Expect entry-level STI for the transmission. This stands for 'Shimano Total Integration', and refers to the fact that the gear shift levers and brakes are combined. Shimano A070 (7-speed) is the most economical, followed by 2300, Claris (both 8-speed) and Sora (9-speed). Most will have a compact double chainset, with 50 and 34-tooth chainrings, and a cassette of around 12-26 teeth. If you live anywhere hilly, it's worth looking for a bike with a wider ratio cassette or a triple chainset, so that you've got lower gears available.
Wheels will reflect the budget, and will likely be double-wall aluminium rims laced to reasonable quality hubs with 32 spokes each. That's fine for day-to-day usage, where reliability trumps low weight or aerodynamics. The wheels will be fitted with 25mm 'training tyres'. You'll get fewer punctures, a faster ride, or both if you upgrade the tyres: Schwalbe Durano (or Durano Plus for puncture-prone commutes), Continental GP 4-Season, and Michelin Pro 4 Endurance are all good.
If the bike comes with mudguards, check that the front one has some kind of breakaway facility on the stays.
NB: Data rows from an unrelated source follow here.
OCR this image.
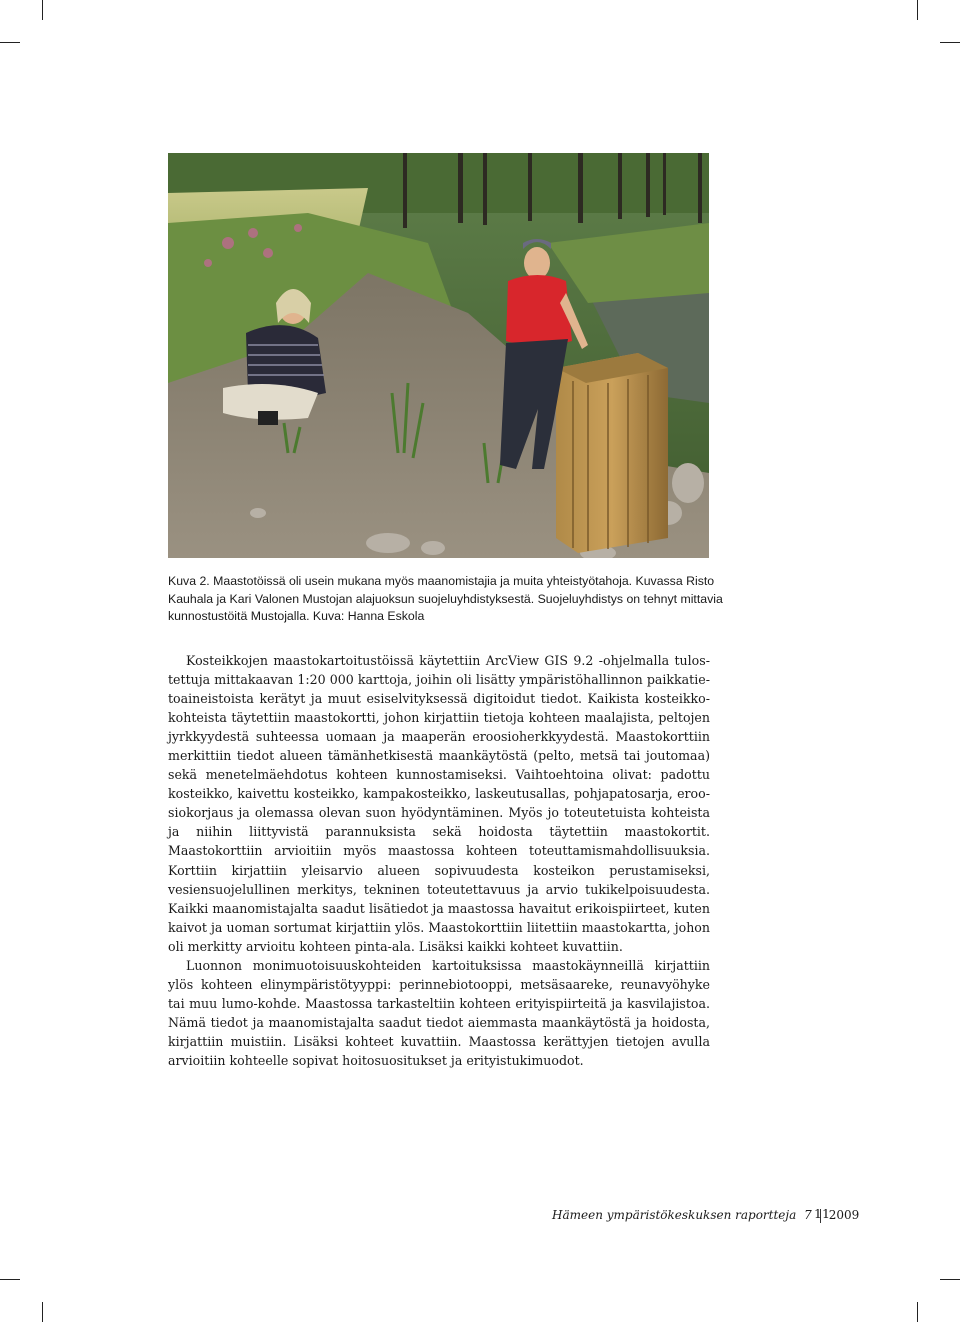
Kuva 2. Maastotöissä oli usein mukana myös maanomistajia ja muita yhteistyötahoja. Kuvassa Risto Kauhala ja Kari Valonen Mustojan alajuoksun suojeluyhdistyksestä. Suojeluyhdistys on tehnyt mittavia kunnostustöitä Mustojalla. Kuva: Hanna Eskola

Kosteikkojen maastokartoitustöissä käytettiin ArcView GIS 9.2 -ohjelmalla tulostettuja mittakaavan 1:20 000 karttoja, joihin oli lisätty ympäristöhallinnon paikkatietoaineistoista kerätyt ja muut esiselvityksessä digitoidut tiedot. Kaikista kosteikkokohteista täytettiin maastokortti, johon kirjattiin tietoja kohteen maalajista, peltojen jyrkkyydestä suhteessa uomaan ja maaperän eroosioherkkyydestä. Maastokorttiin merkittiin tiedot alueen tämänhetkisestä maankäytöstä (pelto, metsä tai joutomaa) sekä menetelmäehdotus kohteen kunnostamiseksi. Vaihtoehtoina olivat: padottu kosteikko, kaivettu kosteikko, kampakosteikko, laskeutusallas, pohjapatosarja, eroosiokorjaus ja olemassa olevan suon hyödyntäminen. Myös jo toteutetuista kohteista ja niihin liittyvistä parannuksista sekä hoidosta täytettiin maastokortit. Maastokorttiin arvioitiin myös maastossa kohteen toteuttamismahdollisuuksia. Korttiin kirjattiin yleisarvio alueen sopivuudesta kosteikon perustamiseksi, vesiensuojelullinen merkitys, tekninen toteutettavuus ja arvio tukikelpoisuudesta. Kaikki maanomistajalta saadut lisätiedot ja maastossa havaitut erikoispiirteet, kuten kaivot ja uoman sortumat kirjattiin ylös. Maastokorttiin liitettiin maastokartta, johon oli merkitty arvioitu kohteen pinta-ala. Lisäksi kaikki kohteet kuvattiin.

Luonnon monimuotoisuuskohteiden kartoituksissa maastokäynneillä kirjattiin ylös kohteen elinympäristötyyppi: perinnebiotooppi, metsäsaareke, reunavyöhyke tai muu lumo-kohde. Maastossa tarkasteltiin kohteen erityispiirteitä ja kasvilajistoa. Nämä tiedot ja maanomistajalta saadut tiedot aiemmasta maankäytöstä ja hoidosta, kirjattiin muistiin. Lisäksi kohteet kuvattiin. Maastossa kerättyjen tietojen avulla arvioitiin kohteelle sopivat hoitosuositukset ja erityistukimuodot.

Hämeen ympäristökeskuksen raportteja 7 2009
11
This will snap free if anything does get jammed under the mudguard, preventing the mudguard from concertinaing behind the fork and pitching you head first into the road. New mudguards are not expensive.
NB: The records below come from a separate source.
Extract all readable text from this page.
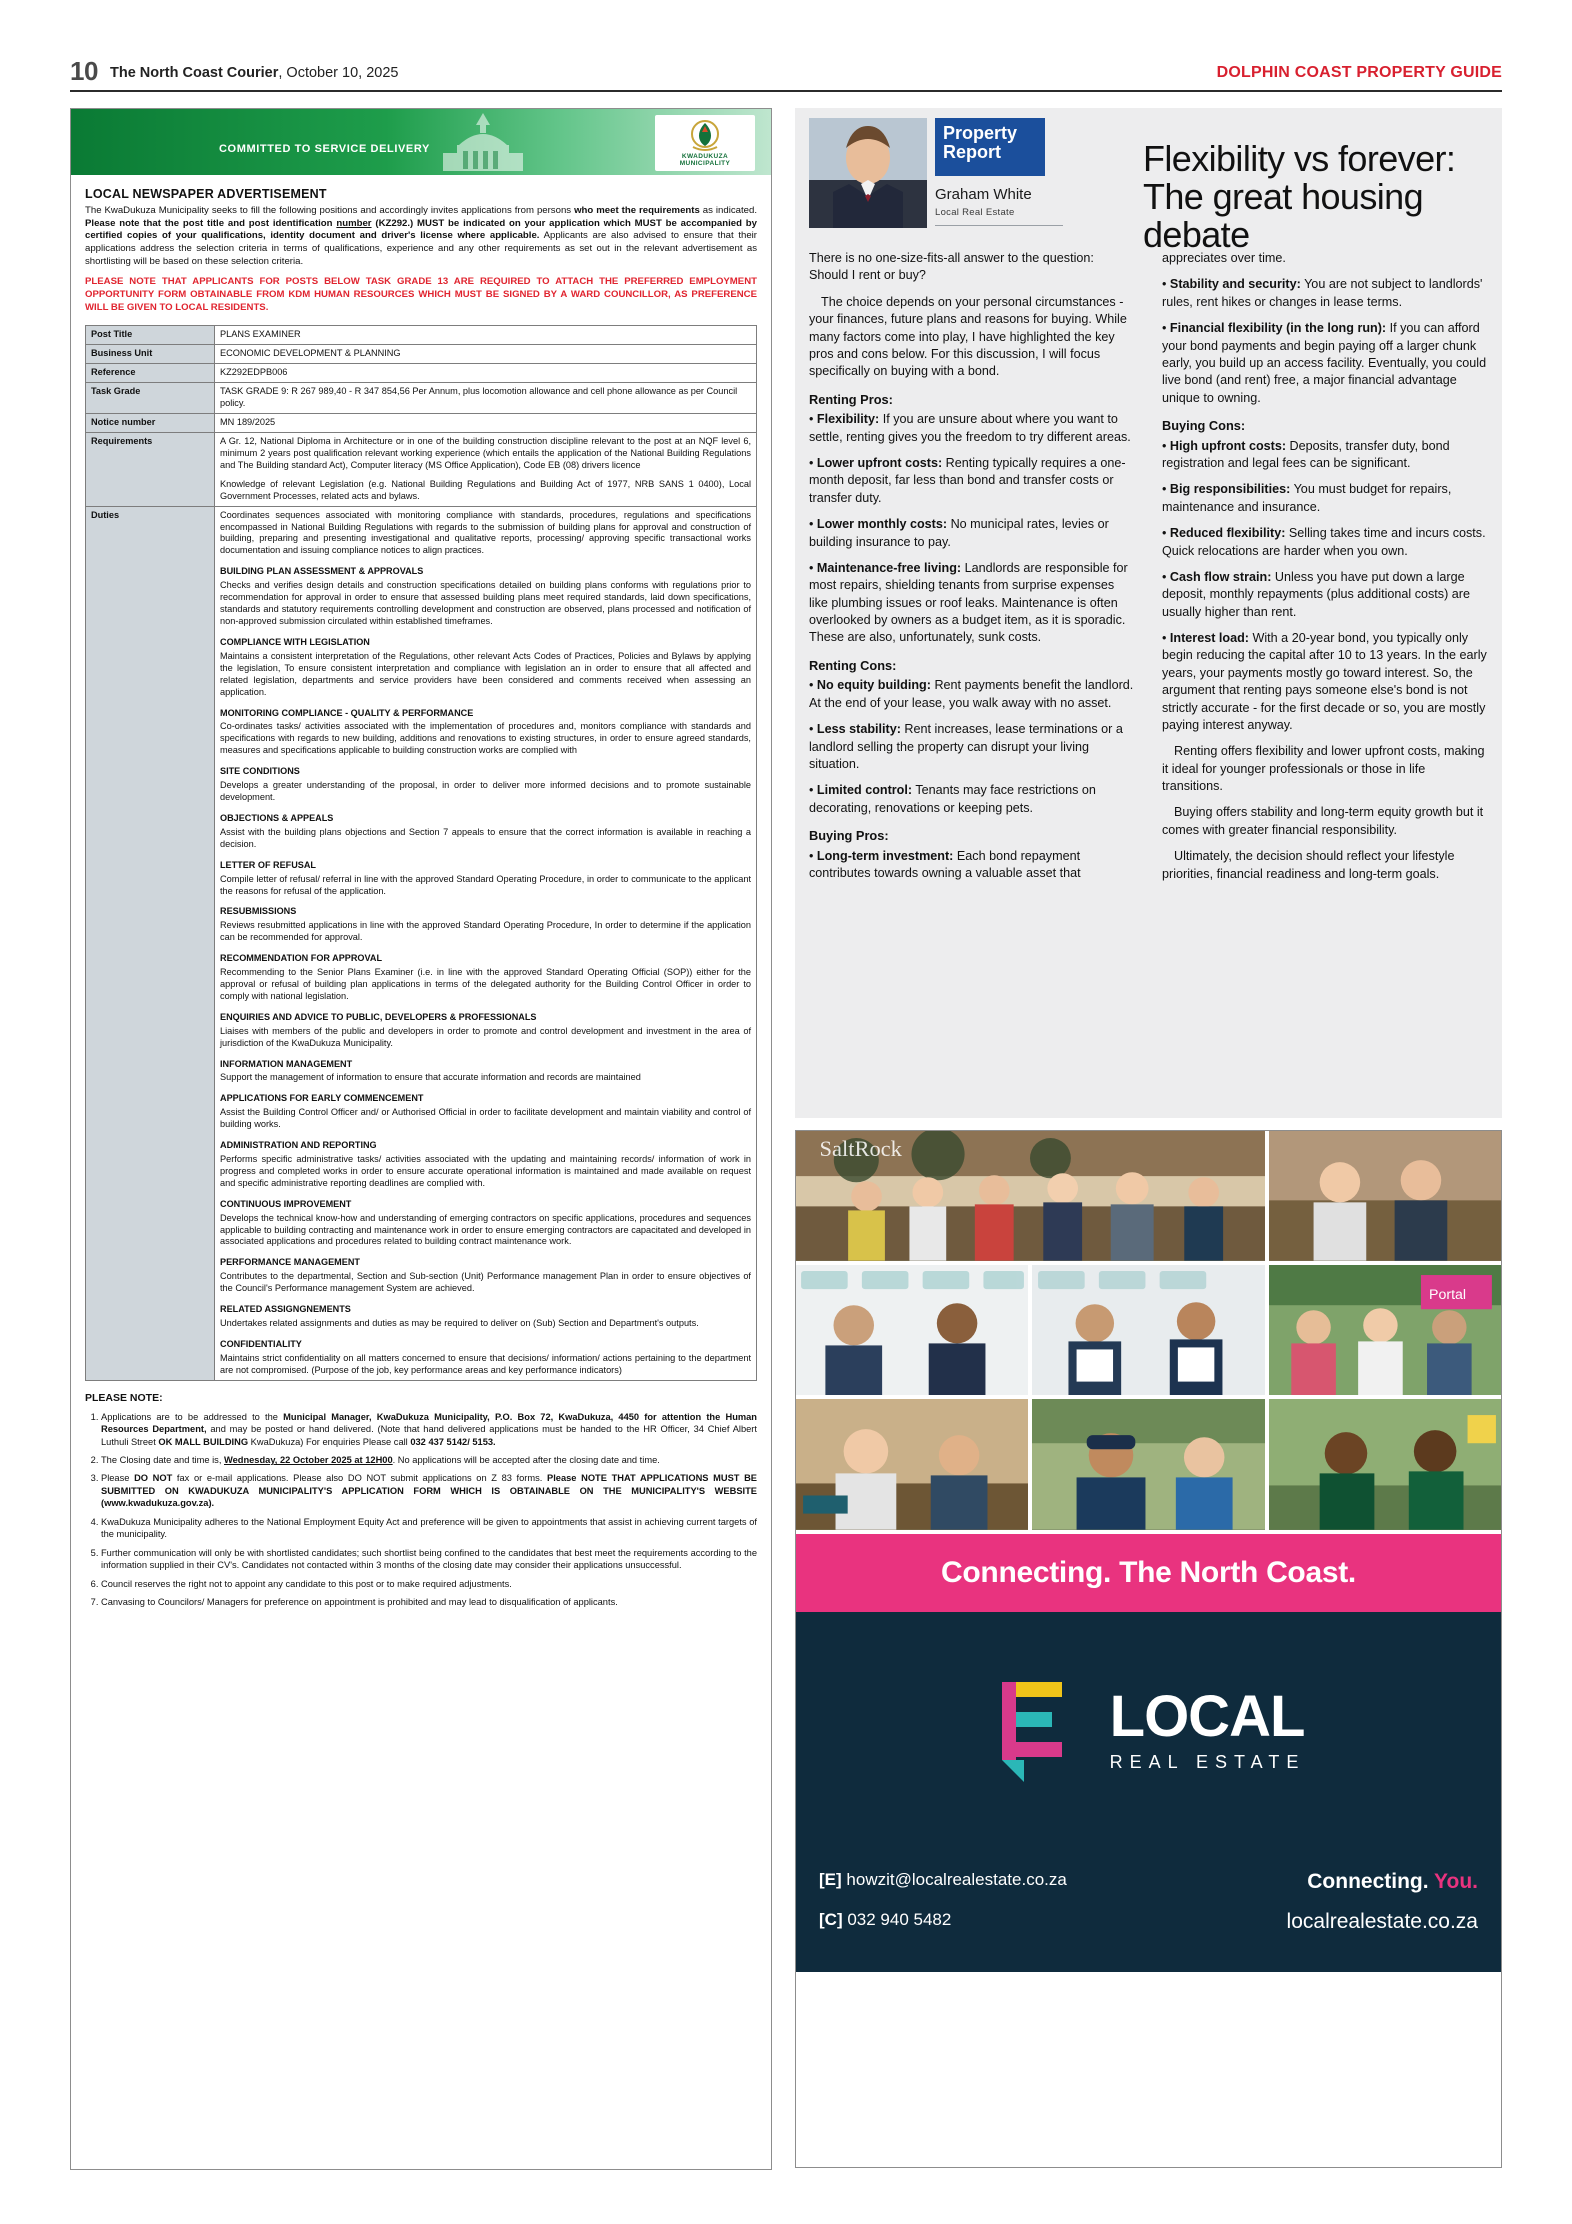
10 The North Coast Courier, October 10, 2025	DOLPHIN COAST PROPERTY GUIDE
COMMITTED TO SERVICE DELIVERY
KWADUKUZA
MUNICIPALITY
LOCAL NEWSPAPER ADVERTISEMENT

The KwaDukuza Municipality seeks to fill the following positions and accordingly invites applications from persons who meet the requirements as indicated. Please note that the post title and post identification number (KZ292.) MUST be indicated on your application which MUST be accompanied by certified copies of your qualifications, identity document and driver's license where applicable. Applicants are also advised to ensure that their applications address the selection criteria in terms of qualifications, experience and any other requirements as set out in the relevant advertisement as shortlisting will be based on these selection criteria.

PLEASE NOTE THAT APPLICANTS FOR POSTS BELOW TASK GRADE 13 ARE REQUIRED TO ATTACH THE PREFERRED EMPLOYMENT OPPORTUNITY FORM OBTAINABLE FROM KDM HUMAN RESOURCES WHICH MUST BE SIGNED BY A WARD COUNCILLOR, AS PREFERENCE WILL BE GIVEN TO LOCAL RESIDENTS.

Post Title	PLANS EXAMINER
Business Unit	ECONOMIC DEVELOPMENT & PLANNING
Reference	KZ292EDPB006
Task Grade	TASK GRADE 9: R 267 989,40 - R 347 854,56 Per Annum, plus locomotion allowance and cell phone allowance as per Council policy.
Notice number	MN 189/2025
Requirements	A Gr. 12, National Diploma in Architecture or in one of the building construction discipline relevant to the post at an NQF level 6, minimum 2 years post qualification relevant working experience (which entails the application of the National Building Regulations and The Building standard Act), Computer literacy (MS Office Application), Code EB (08) drivers licence

Knowledge of relevant Legislation (e.g. National Building Regulations and Building Act of 1977, NRB SANS 1 0400), Local Government Processes, related acts and bylaws.

Duties	Coordinates sequences associated with monitoring compliance with standards, procedures, regulations and specifications encompassed in National Building Regulations with regards to the submission of building plans for approval and construction of building, preparing and presenting investigational and qualitative reports, processing/ approving specific transactional works documentation and issuing compliance notices to align practices.

BUILDING PLAN ASSESSMENT & APPROVALS

Checks and verifies design details and construction specifications detailed on building plans conforms with regulations prior to recommendation for approval in order to ensure that assessed building plans meet required standards, laid down specifications, standards and statutory requirements controlling development and construction are observed, plans processed and notification of non-approved submission circulated within established timeframes.

COMPLIANCE WITH LEGISLATION

Maintains a consistent interpretation of the Regulations, other relevant Acts Codes of Practices, Policies and Bylaws by applying the legislation, To ensure consistent interpretation and compliance with legislation an in order to ensure that all affected and related legislation, departments and service providers have been considered and comments received when assessing an application.

MONITORING COMPLIANCE - QUALITY & PERFORMANCE

Co-ordinates tasks/ activities associated with the implementation of procedures and, monitors compliance with standards and specifications with regards to new building, additions and renovations to existing structures, in order to ensure agreed standards, measures and specifications applicable to building construction works are complied with

SITE CONDITIONS

Develops a greater understanding of the proposal, in order to deliver more informed decisions and to promote sustainable development.

OBJECTIONS & APPEALS

Assist with the building plans objections and Section 7 appeals to ensure that the correct information is available in reaching a decision.

LETTER OF REFUSAL

Compile letter of refusal/ referral in line with the approved Standard Operating Procedure, in order to communicate to the applicant the reasons for refusal of the application.

RESUBMISSIONS

Reviews resubmitted applications in line with the approved Standard Operating Procedure, In order to determine if the application can be recommended for approval.

RECOMMENDATION FOR APPROVAL

Recommending to the Senior Plans Examiner (i.e. in line with the approved Standard Operating Official (SOP)) either for the approval or refusal of building plan applications in terms of the delegated authority for the Building Control Officer in order to comply with national legislation.

ENQUIRIES AND ADVICE TO PUBLIC, DEVELOPERS & PROFESSIONALS

Liaises with members of the public and developers in order to promote and control development and investment in the area of jurisdiction of the KwaDukuza Municipality.

INFORMATION MANAGEMENT

Support the management of information to ensure that accurate information and records are maintained

APPLICATIONS FOR EARLY COMMENCEMENT

Assist the Building Control Officer and/ or Authorised Official in order to facilitate development and maintain viability and control of building works.

ADMINISTRATION AND REPORTING

Performs specific administrative tasks/ activities associated with the updating and maintaining records/ information of work in progress and completed works in order to ensure accurate operational information is maintained and made available on request and specific administrative reporting deadlines are complied with.

CONTINUOUS IMPROVEMENT

Develops the technical know-how and understanding of emerging contractors on specific applications, procedures and sequences applicable to building contracting and maintenance work in order to ensure emerging contractors are capacitated and developed in associated applications and procedures related to building contract maintenance work.

PERFORMANCE MANAGEMENT

Contributes to the departmental, Section and Sub-section (Unit) Performance management Plan in order to ensure objectives of the Council's Performance management System are achieved.

RELATED ASSIGNGNEMENTS

Undertakes related assignments and duties as may be required to deliver on (Sub) Section and Department's outputs.

CONFIDENTIALITY

Maintains strict confidentiality on all matters concerned to ensure that decisions/ information/ actions pertaining to the department are not compromised. (Purpose of the job, key performance areas and key performance indicators)

PLEASE NOTE:
1. Applications are to be addressed to the Municipal Manager, KwaDukuza Municipality, P.O. Box 72, KwaDukuza, 4450 for attention the Human Resources Department, and may be posted or hand delivered. (Note that hand delivered applications must be handed to the HR Officer, 34 Chief Albert Luthuli Street OK MALL BUILDING KwaDukuza) For enquiries Please call 032 437 5142/ 5153.
2. The Closing date and time is, Wednesday, 22 October 2025 at 12H00. No applications will be accepted after the closing date and time.
3. Please DO NOT fax or e-mail applications. Please also DO NOT submit applications on Z 83 forms. Please NOTE THAT APPLICATIONS MUST BE SUBMITTED ON KWADUKUZA MUNICIPALITY'S APPLICATION FORM WHICH IS OBTAINABLE ON THE MUNICIPALITY'S WEBSITE (www.kwadukuza.gov.za).
4. KwaDukuza Municipality adheres to the National Employment Equity Act and preference will be given to appointments that assist in achieving current targets of the municipality.
5. Further communication will only be with shortlisted candidates; such shortlist being confined to the candidates that best meet the requirements according to the information supplied in their CV's. Candidates not contacted within 3 months of the closing date may consider their applications unsuccessful.
6. Council reserves the right not to appoint any candidate to this post or to make required adjustments.
7. Canvasing to Councilors/ Managers for preference on appointment is prohibited and may lead to disqualification of applicants.
Property Report
Graham White
Local Real Estate
Flexibility vs forever: The great housing debate

There is no one-size-fits-all answer to the question: Should I rent or buy?

The choice depends on your personal circumstances - your finances, future plans and reasons for buying. While many factors come into play, I have highlighted the key pros and cons below. For this discussion, I will focus specifically on buying with a bond.

Renting Pros:

• Flexibility: If you are unsure about where you want to settle, renting gives you the freedom to try different areas.

• Lower upfront costs: Renting typically requires a one-month deposit, far less than bond and transfer costs or transfer duty.

• Lower monthly costs: No municipal rates, levies or building insurance to pay.

• Maintenance-free living: Landlords are responsible for most repairs, shielding tenants from surprise expenses like plumbing issues or roof leaks. Maintenance is often overlooked by owners as a budget item, as it is sporadic. These are also, unfortunately, sunk costs.

Renting Cons:

• No equity building: Rent payments benefit the landlord. At the end of your lease, you walk away with no asset.

• Less stability: Rent increases, lease terminations or a landlord selling the property can disrupt your living situation.

• Limited control: Tenants may face restrictions on decorating, renovations or keeping pets.

Buying Pros:

• Long-term investment: Each bond repayment contributes towards owning a valuable asset that appreciates over time.

• Stability and security: You are not subject to landlords' rules, rent hikes or changes in lease terms.

• Financial flexibility (in the long run): If you can afford your bond payments and begin paying off a larger chunk early, you build up an access facility. Eventually, you could live bond (and rent) free, a major financial advantage unique to owning.

Buying Cons:

• High upfront costs: Deposits, transfer duty, bond registration and legal fees can be significant.

• Big responsibilities: You must budget for repairs, maintenance and insurance.

• Reduced flexibility: Selling takes time and incurs costs. Quick relocations are harder when you own.

• Cash flow strain: Unless you have put down a large deposit, monthly repayments (plus additional costs) are usually higher than rent.

• Interest load: With a 20-year bond, you typically only begin reducing the capital after 10 to 13 years. In the early years, your payments mostly go toward interest. So, the argument that renting pays someone else's bond is not strictly accurate - for the first decade or so, you are mostly paying interest anyway.

Renting offers flexibility and lower upfront costs, making it ideal for younger professionals or those in life transitions.

Buying offers stability and long-term equity growth but it comes with greater financial responsibility.

Ultimately, the decision should reflect your lifestyle priorities, financial readiness and long-term goals.

SaltRock
Portal
Connecting. The North Coast.
LOCAL
REAL ESTATE
[E] howzit@localrealestate.co.za
[C] 032 940 5482
Connecting. You.
localrealestate.co.za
Here's a few of the four-season road bikes you can buy.
Pinnacle Dolomite One
For an entry-level road bike, the Dolomite One is well thought out. It doesn't come with mudguards but they will fit, thanks the Tektro R317 brakes and sensible clearances. There are eyelets for mudguards and rear rack. Although the transmission is only 7-speed, which limits upgrade options, the 12-28 cassette is a wider range one than many 8- and 9-speeds. It's a light bike for the price too; both the frame and fork are aluminium. Its shallow-drop handlebar is kinder to your lower back, and there should be enough room in the front centres (link to geometry article) to avoid toe-overlap with the front wheel. A women's version is available.
Raleigh Gran Sport
The thinner tubes of the Gran Sport are an indication that its frame and fork are not aluminium but chrome-moly steel. That means more weight (it's about 2kg heavier than the Dolomite One) but potentially more comfort on long rides, as a steel fork and stays can be made to flex slightly. The transmission is 8-speed Shimano 2300 with a compact double chainset and an 11-26 cassette. Shimano also supply the hubs; they're 2200 ones. Tektro R539 brakes give room for the supplied mudguards, which seem sturdy but lack snap-free stays at the front. For a budget tyre, the Schwalbe Luganos fitted aren't bad.
Dawes Century SE
As its name suggests, the Century SE is designed for mile-eating: it's an audax bike. It has the same sort of resilient, chrome-moly steel frame as the Raleigh Gran Sport, but it's equipped with a carbon fibre fork instead. This saves weight and may deaden road buzz slightly. The gearing is Shimano Sora 9-speed. The cassette is quite narrow, just 12-25, but this is offset by the fact that the Century SE has a triple chainset; bottom gear is the same as the Dolomite's 34/28. Shimano R451 callipers provide mudguard room, and breakaway stays are included. Like the other two bikes here, there are eyelets for a rear pannier rack.